Miyako Yoshida (la Fée dragée)
Cette version a le mérite d'aller au bout d'une idée reçue – celle que Casse-noisette
est un charmant ballet familial destiné à divertir pendant l'hiver,
avec sa magie, ses flocons virevoltants et ses improbables batailles de
soldats et de souris. Peter Wright a corrigé le livret originel pour
donner plus de consistance au personnage du Casse-noisette, devenu
Hans-Peter, le neveu de Drosselmeyer, emprisonné dans un jouet par une
impitoyable Reine des Souris. Clara le délivre donc, et le deuxième
acte, au Royaume des Sucreries, est un divertissement donné en leur
honneur par Drosselmeyer. Ces ajouts narratifs rendent parfois
l'histoire plus cohérente, mais ont aussi tendance à mettre en évidence
les ficelles dramatiques quelque peu lâches du ballet – si Balanchine a
dit un jour qu'il n'y avait pas de belles-mères dans cet art, il n'est
pas certain non plus qu'il y ait des oncles.
Gary Avis (Drosselmeyer)
Mais Casse-noisette vaut rarement pour la force de sa narration,
et Peter Wright joue avec art la carte du grand divertissement. De
l'atelier de Drosselmeyer, sur lequel s'ouvre et se ferme le ballet, au
royaume de la Fée Dragée, en passant par l'impressionnante
transformation d'un rutilant sapin, le Royal Ballet a poli tous les
détails de la production. Les intérieurs et les costumes de la fête
apportent une touche victorienne qui contraste avec l'explosion de
sucre du second acte, et rappelle les valeurs d'ancien régime qui
prévalaient à l'époque de la nouvelle d'Hoffmann. Quant au merveilleux,
il est traité sans détours, avec une candeur qui autorise également le
public à suspendre le doute et entrer dans le rêve – la chaleur qui
émane de l'interprétation explique sans doute la réaction enchantée de
la salle, même si certains détails provoquent un amusement inattendu
(l'armée d'anges de Noël, notamment).
Iohna Loots (Clara)
Clara mène logiquement les festivités dans ce ballet, et si elle
doit ici céder le grand pas de deux final à la Fée Dragée, Peter Wright
la fait intervenir dans la plupart des danses de caractère du second
acte aux côtés de Hans-Peter. Si le divertissement est donné en son
honneur, après tout, pourquoi n'y prendrait-elle pas part ? Iohna Loots
danse le rôle depuis des années et le maîtrise à merveille, mais elle
semble désormais en avoir dépassé l'âge, et l'innocence supposée du
personnage s'en ressent. Il est assez étonnant par ailleurs de voir
Clara dotée d'un partenaire auquel elle n'est pas insensible pendant la
fête du premier acte, là où Peter Wright développe ensuite sa relation
avec Hans-Peter (dansé par Ricardo Cervera, excellent). L'assistant de
Drosselmeyer, joué par Jonathan Howells, est par contre un ajout
judicieux à la mise en scène des tours de magie, et les poupées
mécaniques deviennent dans ce Casse-noisette Harlequin, Colombine, un soldat et une vivandière, tous dansés par des solistes expérimentés.
Un Rat
Le premier acte se termine sur une Valse des flocons qui va en
s'améliorant et connaît quelques moments féériques sous la neige.

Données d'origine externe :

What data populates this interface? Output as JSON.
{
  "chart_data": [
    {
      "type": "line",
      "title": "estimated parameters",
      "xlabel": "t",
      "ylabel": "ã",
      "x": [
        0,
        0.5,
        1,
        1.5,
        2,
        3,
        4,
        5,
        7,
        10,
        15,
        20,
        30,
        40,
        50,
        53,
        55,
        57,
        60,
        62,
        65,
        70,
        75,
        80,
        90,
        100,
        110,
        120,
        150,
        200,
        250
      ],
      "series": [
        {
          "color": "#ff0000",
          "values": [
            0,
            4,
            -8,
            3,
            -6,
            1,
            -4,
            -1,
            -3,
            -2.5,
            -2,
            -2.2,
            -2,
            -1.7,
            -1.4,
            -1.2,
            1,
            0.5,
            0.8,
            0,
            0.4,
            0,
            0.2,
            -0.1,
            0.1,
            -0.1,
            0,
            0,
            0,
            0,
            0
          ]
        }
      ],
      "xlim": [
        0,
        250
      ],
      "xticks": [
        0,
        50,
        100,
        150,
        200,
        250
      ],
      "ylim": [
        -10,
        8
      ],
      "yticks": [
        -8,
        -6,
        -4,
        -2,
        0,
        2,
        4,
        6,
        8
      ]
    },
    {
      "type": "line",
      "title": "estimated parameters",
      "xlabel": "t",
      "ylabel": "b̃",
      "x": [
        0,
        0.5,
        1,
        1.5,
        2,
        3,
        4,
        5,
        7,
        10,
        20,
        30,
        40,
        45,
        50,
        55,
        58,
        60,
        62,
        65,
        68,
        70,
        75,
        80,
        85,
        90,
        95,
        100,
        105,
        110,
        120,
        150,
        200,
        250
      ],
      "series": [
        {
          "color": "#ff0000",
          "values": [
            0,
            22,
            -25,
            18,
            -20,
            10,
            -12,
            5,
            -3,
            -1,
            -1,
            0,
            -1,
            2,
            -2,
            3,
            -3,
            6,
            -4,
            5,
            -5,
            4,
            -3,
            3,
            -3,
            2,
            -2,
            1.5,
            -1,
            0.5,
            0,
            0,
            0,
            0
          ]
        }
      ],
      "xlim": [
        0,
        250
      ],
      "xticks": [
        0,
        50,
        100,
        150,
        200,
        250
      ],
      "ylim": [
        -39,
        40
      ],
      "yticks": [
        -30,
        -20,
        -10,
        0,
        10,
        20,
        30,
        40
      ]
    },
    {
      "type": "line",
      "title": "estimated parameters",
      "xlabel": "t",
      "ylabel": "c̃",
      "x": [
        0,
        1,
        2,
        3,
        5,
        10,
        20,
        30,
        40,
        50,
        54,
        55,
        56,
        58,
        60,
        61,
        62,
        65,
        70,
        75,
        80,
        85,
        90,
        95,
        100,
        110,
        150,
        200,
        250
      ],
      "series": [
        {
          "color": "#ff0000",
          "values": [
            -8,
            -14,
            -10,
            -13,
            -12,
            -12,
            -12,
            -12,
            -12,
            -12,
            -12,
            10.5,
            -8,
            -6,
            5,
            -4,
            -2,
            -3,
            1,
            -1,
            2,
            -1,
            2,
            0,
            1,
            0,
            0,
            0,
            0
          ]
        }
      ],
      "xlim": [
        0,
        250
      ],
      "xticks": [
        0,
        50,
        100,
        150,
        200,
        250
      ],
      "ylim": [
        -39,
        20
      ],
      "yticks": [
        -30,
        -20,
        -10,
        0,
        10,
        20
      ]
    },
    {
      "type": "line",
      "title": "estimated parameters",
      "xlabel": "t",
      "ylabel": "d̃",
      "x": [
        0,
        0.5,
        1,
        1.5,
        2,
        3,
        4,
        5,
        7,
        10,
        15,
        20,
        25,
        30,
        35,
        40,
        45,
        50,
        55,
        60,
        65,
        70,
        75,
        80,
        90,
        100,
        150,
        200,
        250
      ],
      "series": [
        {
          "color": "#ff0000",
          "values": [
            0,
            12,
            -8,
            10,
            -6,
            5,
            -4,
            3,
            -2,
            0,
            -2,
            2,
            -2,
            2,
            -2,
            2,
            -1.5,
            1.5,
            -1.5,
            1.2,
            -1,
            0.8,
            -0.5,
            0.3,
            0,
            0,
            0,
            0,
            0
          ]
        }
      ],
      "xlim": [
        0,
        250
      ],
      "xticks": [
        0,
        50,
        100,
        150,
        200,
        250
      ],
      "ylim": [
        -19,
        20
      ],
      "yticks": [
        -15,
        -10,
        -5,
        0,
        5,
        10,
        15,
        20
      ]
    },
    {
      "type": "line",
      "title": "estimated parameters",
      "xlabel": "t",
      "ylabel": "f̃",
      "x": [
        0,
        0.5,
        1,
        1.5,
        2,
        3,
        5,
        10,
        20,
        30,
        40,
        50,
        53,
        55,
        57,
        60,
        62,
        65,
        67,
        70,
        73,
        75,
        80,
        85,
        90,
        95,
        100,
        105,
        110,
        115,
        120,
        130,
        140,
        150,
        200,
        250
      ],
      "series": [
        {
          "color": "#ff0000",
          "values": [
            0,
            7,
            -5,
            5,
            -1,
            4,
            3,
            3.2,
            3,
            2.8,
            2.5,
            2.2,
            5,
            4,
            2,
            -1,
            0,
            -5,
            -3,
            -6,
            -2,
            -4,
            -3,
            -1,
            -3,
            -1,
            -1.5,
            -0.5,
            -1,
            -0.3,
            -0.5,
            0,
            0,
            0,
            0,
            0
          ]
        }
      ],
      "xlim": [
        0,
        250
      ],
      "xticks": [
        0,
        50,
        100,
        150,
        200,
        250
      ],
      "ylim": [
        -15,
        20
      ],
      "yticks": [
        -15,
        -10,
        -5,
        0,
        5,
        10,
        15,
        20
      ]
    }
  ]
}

Drosselmeyer fait ici le lien avec le second acte en introduisant Clara
et Hans-Peter dans le Royaume des Sucreries – l'un des points forts en
est peut-être la scène de mime par laquelle le neveu du magicien
explique à la Fée Dragée et à son Prince comment il a été délivré,
monologue qui donne du sens à l'improbable rencontre entre les deux
couples. La suite de l'acte est composée d'un divertissement tel que
les ballets classiques en ont le secret, Laura McCulloch proposant
notamment une danse arabe d'une féminité et d'une sensualité affirmées,
entravée seulement par les quelques difficultés de ses partenaires
masculins. Les objections à la participation de Clara et Hans-Peter,
qui modifie les danses de caractère, sont compréhensibles, mais les
deux personnages ont contribué au succès festif des danses russe ou
chinoise. Quant à la Valse des fleurs, si le corps de ballet semble à
son aise, le remplacement de Laura Morera par Helen Crawford n'a pas
été très heureux, et la Fée des Roses a connu quelques chutes de pointe
et dérapages.
Steven McRae (le Prince) et Miyako Yoshida (la Fée dragée)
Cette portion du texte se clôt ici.